Authors: We concur that additional quantification of the ridge-like layer will improve the presentation. In the revised manuscript we will incorporate quantitative measures of its thickness, Cr and F composition, and temporal stability extracted from the existing trajectories over the full simulation timescale. Our study is performed at the representative temperature of 800°C and a fixed strain-application protocol; systematic variation of strain rate and temperature would require substantial new simulations that are outside the scope of the present work. We will add a concise discussion of these limitations and the conditions under which the ridge mechanism is expected to operate. revision: yes
Circularity Check
No significant circularity in forward simulation results
full rationale
The paper reports results from reactive molecular dynamics simulations of a Σ5(210) grain boundary in Ni0.75Cr0.25 under applied uniaxial strains (+4% to -4%) in molten FLiNaK. The central claims—that tensile strain increases excess free volume and accelerates intergranular corrosion while compressive strain induces ridge-like surface layers that suppress corrosion—emerge directly as outputs of the forward simulations rather than from any analytic derivation, parameter fitting to target corrosion metrics, or self-referential definitions. No equations are presented that reduce to their own inputs by construction, and the provided text contains no load-bearing self-citations that justify the mechanisms. The work is therefore self-contained as a simulation study against external benchmarks.
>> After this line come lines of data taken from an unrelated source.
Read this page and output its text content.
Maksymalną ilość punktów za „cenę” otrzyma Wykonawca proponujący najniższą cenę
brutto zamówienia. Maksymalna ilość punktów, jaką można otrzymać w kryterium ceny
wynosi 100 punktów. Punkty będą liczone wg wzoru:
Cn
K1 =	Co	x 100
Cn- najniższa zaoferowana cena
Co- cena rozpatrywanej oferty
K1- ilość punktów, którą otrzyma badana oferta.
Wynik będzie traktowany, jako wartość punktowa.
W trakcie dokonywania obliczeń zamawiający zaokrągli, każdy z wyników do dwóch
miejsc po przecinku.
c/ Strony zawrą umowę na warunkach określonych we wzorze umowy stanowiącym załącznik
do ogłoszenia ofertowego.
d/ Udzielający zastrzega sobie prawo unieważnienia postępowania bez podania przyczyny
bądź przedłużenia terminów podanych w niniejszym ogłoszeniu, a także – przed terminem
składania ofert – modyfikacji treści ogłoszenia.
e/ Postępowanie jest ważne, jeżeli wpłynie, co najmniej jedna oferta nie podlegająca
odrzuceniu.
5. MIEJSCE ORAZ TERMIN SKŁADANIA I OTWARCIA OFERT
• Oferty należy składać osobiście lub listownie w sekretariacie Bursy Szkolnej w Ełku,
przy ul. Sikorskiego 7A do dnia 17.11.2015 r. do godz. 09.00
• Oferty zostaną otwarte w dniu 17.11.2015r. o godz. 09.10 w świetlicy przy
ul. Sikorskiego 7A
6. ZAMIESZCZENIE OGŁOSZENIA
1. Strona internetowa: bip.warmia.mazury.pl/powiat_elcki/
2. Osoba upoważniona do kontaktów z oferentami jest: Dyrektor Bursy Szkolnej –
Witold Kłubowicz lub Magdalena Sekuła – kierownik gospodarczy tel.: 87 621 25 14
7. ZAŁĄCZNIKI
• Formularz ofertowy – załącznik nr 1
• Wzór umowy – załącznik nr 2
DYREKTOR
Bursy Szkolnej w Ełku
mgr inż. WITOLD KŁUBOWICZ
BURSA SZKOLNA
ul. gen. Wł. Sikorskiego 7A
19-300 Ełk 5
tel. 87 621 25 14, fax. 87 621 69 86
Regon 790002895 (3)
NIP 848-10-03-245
Axiom & Free-Parameter Ledger
free parameters (2)
- Uniaxial strain range (+4% tensile to -4% compressive)
- Temperature 800 °C and alloy composition Ni0.75Cr0.25
axioms (2)
- domain assumption The reactive force field or interatomic potentials employed correctly reproduce Ni-Cr, fluorine, and alkali-metal interactions under strain.
- domain assumption The Σ5(210) grain-boundary geometry is representative of the dominant boundaries in polycrystalline NiCr alloys.